Hasil jarahan itu diangkut ke kepatihan. Dari manuskrip hingga barang berharga lainnya dibawa ke Rustenburg (keresidenan) lalu dibagikan ke perwira dan serdadu Inggris-India. "Di dalam keresidenan (jarahan –red.) disortir semua," kata Peter Carey dalam Tur Sejarah "Jejak Inggris di Jawa 1811-1812”, di Yogyakarta, Rabu, 30 Agustus 2017.
Kisah penjarahan besar-besaran ini belakangan dibuka lagi oleh keturunan Sultan Hamengku Buwono II. Mengutip krjogja.com, Sekretaris Pengusul Pahlawan Nasional HB II Fajar Bagoes Poetranto juga mendesak pemerintah untuk membantu pengembalian benda-benda hasil jarahan itu.
“Kami mengharapkan harta dan benda bersejarah yang dijarah tentara Inggris pada Perang Sepehi tahun 1812 untuk dikembalikan.

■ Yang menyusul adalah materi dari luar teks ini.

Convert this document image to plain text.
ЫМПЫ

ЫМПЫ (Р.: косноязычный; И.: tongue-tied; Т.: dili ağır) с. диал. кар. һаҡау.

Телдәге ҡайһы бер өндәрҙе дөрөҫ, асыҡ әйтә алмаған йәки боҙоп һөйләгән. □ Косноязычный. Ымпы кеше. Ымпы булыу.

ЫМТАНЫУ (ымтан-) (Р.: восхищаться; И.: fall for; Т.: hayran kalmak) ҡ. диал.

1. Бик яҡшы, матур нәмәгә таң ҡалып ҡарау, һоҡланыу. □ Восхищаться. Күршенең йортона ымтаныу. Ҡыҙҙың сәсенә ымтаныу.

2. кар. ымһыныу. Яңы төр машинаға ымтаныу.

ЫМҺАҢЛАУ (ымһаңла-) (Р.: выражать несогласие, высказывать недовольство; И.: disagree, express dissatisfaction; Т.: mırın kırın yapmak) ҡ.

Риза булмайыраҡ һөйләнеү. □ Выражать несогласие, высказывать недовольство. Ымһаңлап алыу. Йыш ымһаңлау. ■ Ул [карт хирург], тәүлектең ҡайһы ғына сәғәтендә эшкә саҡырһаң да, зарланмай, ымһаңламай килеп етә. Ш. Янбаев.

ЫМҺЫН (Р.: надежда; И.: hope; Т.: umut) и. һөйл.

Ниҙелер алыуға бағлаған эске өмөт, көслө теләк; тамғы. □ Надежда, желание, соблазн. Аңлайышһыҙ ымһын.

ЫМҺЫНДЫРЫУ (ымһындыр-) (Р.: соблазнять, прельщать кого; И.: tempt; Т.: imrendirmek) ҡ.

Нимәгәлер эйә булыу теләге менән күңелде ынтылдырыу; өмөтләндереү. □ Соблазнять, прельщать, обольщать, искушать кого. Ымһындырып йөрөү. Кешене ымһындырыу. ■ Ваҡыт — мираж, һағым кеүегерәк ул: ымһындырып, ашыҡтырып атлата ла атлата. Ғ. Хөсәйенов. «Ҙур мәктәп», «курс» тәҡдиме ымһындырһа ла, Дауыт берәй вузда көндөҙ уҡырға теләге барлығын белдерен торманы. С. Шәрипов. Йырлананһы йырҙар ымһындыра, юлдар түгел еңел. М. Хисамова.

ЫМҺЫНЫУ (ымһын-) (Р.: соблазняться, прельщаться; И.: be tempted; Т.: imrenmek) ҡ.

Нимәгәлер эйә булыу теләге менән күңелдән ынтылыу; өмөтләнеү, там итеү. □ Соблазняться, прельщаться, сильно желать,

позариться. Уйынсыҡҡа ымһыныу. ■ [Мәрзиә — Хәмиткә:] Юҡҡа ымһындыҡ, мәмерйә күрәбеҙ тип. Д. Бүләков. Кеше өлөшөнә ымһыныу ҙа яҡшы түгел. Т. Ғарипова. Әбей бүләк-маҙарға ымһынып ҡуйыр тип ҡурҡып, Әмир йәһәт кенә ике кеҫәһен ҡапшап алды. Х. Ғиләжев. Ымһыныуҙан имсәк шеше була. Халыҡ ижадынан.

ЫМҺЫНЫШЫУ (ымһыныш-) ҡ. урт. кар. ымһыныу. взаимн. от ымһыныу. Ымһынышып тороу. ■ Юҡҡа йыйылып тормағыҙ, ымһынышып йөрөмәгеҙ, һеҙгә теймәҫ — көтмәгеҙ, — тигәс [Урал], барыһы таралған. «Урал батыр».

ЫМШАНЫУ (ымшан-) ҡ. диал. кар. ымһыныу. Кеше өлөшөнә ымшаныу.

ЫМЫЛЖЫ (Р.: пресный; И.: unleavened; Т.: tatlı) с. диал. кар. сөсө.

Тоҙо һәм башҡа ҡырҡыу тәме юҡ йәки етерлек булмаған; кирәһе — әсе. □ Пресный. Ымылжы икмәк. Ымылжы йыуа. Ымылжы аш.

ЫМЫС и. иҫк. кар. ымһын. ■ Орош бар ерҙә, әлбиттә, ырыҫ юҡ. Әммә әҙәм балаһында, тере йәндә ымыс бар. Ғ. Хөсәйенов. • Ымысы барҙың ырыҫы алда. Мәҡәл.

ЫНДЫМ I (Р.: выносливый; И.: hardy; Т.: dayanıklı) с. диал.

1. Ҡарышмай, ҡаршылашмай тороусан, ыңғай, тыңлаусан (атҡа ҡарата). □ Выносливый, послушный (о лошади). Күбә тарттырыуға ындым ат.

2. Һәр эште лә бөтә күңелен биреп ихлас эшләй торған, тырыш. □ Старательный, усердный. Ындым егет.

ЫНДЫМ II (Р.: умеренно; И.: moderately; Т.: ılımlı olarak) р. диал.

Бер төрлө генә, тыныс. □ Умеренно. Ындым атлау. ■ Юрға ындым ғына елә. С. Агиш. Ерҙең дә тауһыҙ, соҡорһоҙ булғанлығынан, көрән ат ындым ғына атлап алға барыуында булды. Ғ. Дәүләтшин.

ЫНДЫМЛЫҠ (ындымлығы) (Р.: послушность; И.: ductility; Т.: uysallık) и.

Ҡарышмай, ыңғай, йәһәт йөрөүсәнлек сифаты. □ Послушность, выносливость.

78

Barang-barang tersebut merupakan salah satu bagian dari milik Keraton Yogyakarta di masa Raja Sri Sultan Hamengkubuwono II,” ujar Bagoes Rabu, 22 Juli 2020.
Bagoes juga menyebut, dalam hasil jarahan itu terdapat logam emas sebanyak 57.000 ton. Namun, surat bukti kepemilikan atau kolateralnya juga dirampas. “Kami meminta agar emas tersebut dikembalikan kepada pihak Keraton atau para keturunan dari Sinuwun Sri Sultan Hamengkubuwono II,” kata Bagoes, seperti dikutip krjogja.com.
Riset Asal-Usul
Pernyataan Bagoes tentang pengembalian barang jarahan itu, terutama mengenai emas, lalu ramai diperbincangkan. Sayangnya, tuntutan pengembalian barang-barang yang dikeluarkan Bagoes tidak didasari provenance research.

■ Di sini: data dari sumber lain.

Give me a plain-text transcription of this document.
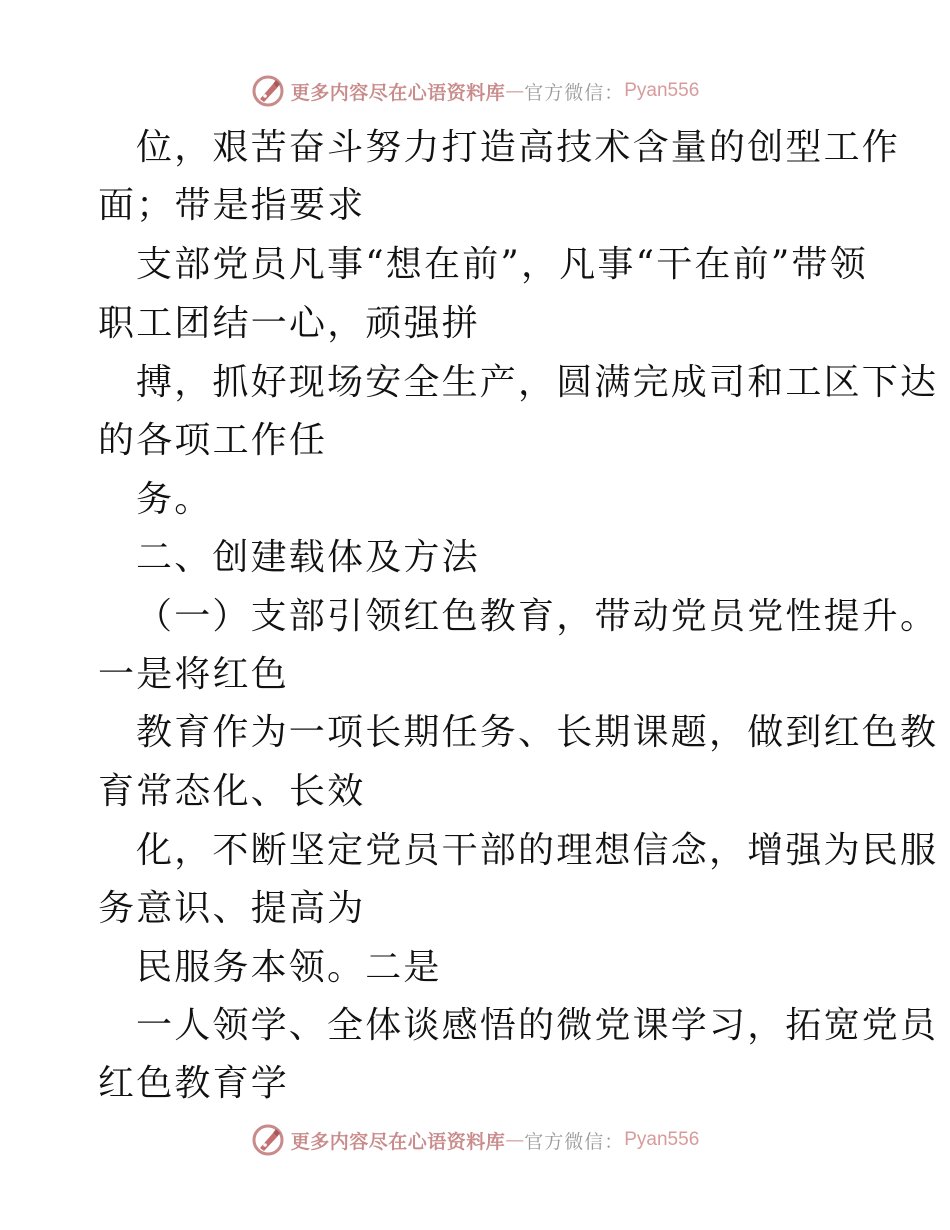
更多内容尽在心语资料库 — 官方微信： Pyan556
位，艰苦奋斗努力打造高技术含量的创型工作
面；带是指要求
支部党员凡事“想在前”，凡事“干在前”带领
职工团结一心，顽强拼
搏，抓好现场安全生产，圆满完成司和工区下达
的各项工作任
务。
二、创建载体及方法
（一）支部引领红色教育，带动党员党性提升。
一是将红色
教育作为一项长期任务、长期课题，做到红色教
育常态化、长效
化，不断坚定党员干部的理想信念，增强为民服
务意识、提高为
民服务本领。二是
一人领学、全体谈感悟的微党课学习，拓宽党员
红色教育学
更多内容尽在心语资料库 — 官方微信： Pyan556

Padahal, menurut Ketua Departemen Sejarah Universitas Gadjah Mada Sri Margana, provenance research merupakan dasar untuk mengembalikan benda-benda tersebut. Riset tersebut untuk membuktikan bahwa benda-benda yang dimaksud benar-benar berasal dari negara jajahan.
“Jadi tidak sekedar o..iya ini kayaknya dari Indonesia, kemudian ya udah dikembalikan, enggak. Tetapi harus dibuktikan bahwa memang itu asal-usulnya dari catatan-catatan historis, catatan-catatan penting yang bisa dipakai sebagai landasan mengembalikan pada yang punya,” kata Sri Margana menjelaskan kepada Historia.

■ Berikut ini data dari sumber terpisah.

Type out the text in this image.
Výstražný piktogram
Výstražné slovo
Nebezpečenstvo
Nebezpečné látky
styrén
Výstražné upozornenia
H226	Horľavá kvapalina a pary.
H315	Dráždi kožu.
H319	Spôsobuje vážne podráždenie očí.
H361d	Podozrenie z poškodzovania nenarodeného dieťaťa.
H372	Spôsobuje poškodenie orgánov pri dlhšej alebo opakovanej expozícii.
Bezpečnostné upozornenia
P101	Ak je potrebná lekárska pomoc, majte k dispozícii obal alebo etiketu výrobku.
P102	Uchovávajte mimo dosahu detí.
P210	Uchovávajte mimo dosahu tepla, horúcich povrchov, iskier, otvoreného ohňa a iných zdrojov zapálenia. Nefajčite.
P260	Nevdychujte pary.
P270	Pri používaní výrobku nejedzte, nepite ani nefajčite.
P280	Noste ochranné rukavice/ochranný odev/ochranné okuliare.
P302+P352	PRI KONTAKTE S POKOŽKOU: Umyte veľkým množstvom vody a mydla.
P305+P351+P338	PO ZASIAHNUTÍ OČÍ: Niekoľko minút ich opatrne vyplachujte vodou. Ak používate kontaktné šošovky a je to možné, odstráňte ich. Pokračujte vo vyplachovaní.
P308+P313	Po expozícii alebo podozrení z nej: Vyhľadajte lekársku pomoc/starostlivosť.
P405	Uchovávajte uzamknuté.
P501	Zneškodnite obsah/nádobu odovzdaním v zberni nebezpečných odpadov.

Baca juga: Inggris Menjarah Keraton Yogyakarta
Selain itu, provenance research juga penting dalam rangka produksi pengetahuan. Benda-benda yang diteliti tidak hanya dikembalikan untuk disimpan lagi di museum, melainkan dapat menghasilkan pengetahuan yang bermanfaat. Hasil penelitian itu nantinya akan mengisi celah-celah dalam historiografi sebuah bangsa dan menjadi bukti baru dalam narasi sejarah yang hilang.
“Jadi dia harus memberikan efek bagi pengembangan ilmu pengetahuan di Indonesia. Itulah mengapa syaratnya itu. Syarat pengembalian ada provenance research. Yaitu kajian yang serius, kajian yang mendalam terhadap fungsi benda itu, manfaat benda itu, bagi kebudayaan Indonesia, bagi ilmu pengetahuan, bagi sejarah itu apa. Nah itu yang kemudian dijadikan dasar,” sambung Margana.
Hal itu harus dilakukan terhadap benda-benda bersejarah dari Yogyakarta di Inggris mengingat banyaknya koleksi museum-museum Inggris yang berasal dari negara jajahan. British Museum, misalnya, mayoritas koleksinya berasal dari wilayah koloni di Asia, Afrika, dan Oseania. Bahkan, benda-benda tersebut menjadi ikon museum yang mengundang banyak pengunjung. Namun, sampai saat ini tampaknya belum ada upaya Inggris untuk melakukan pengembalian atau repatriasi.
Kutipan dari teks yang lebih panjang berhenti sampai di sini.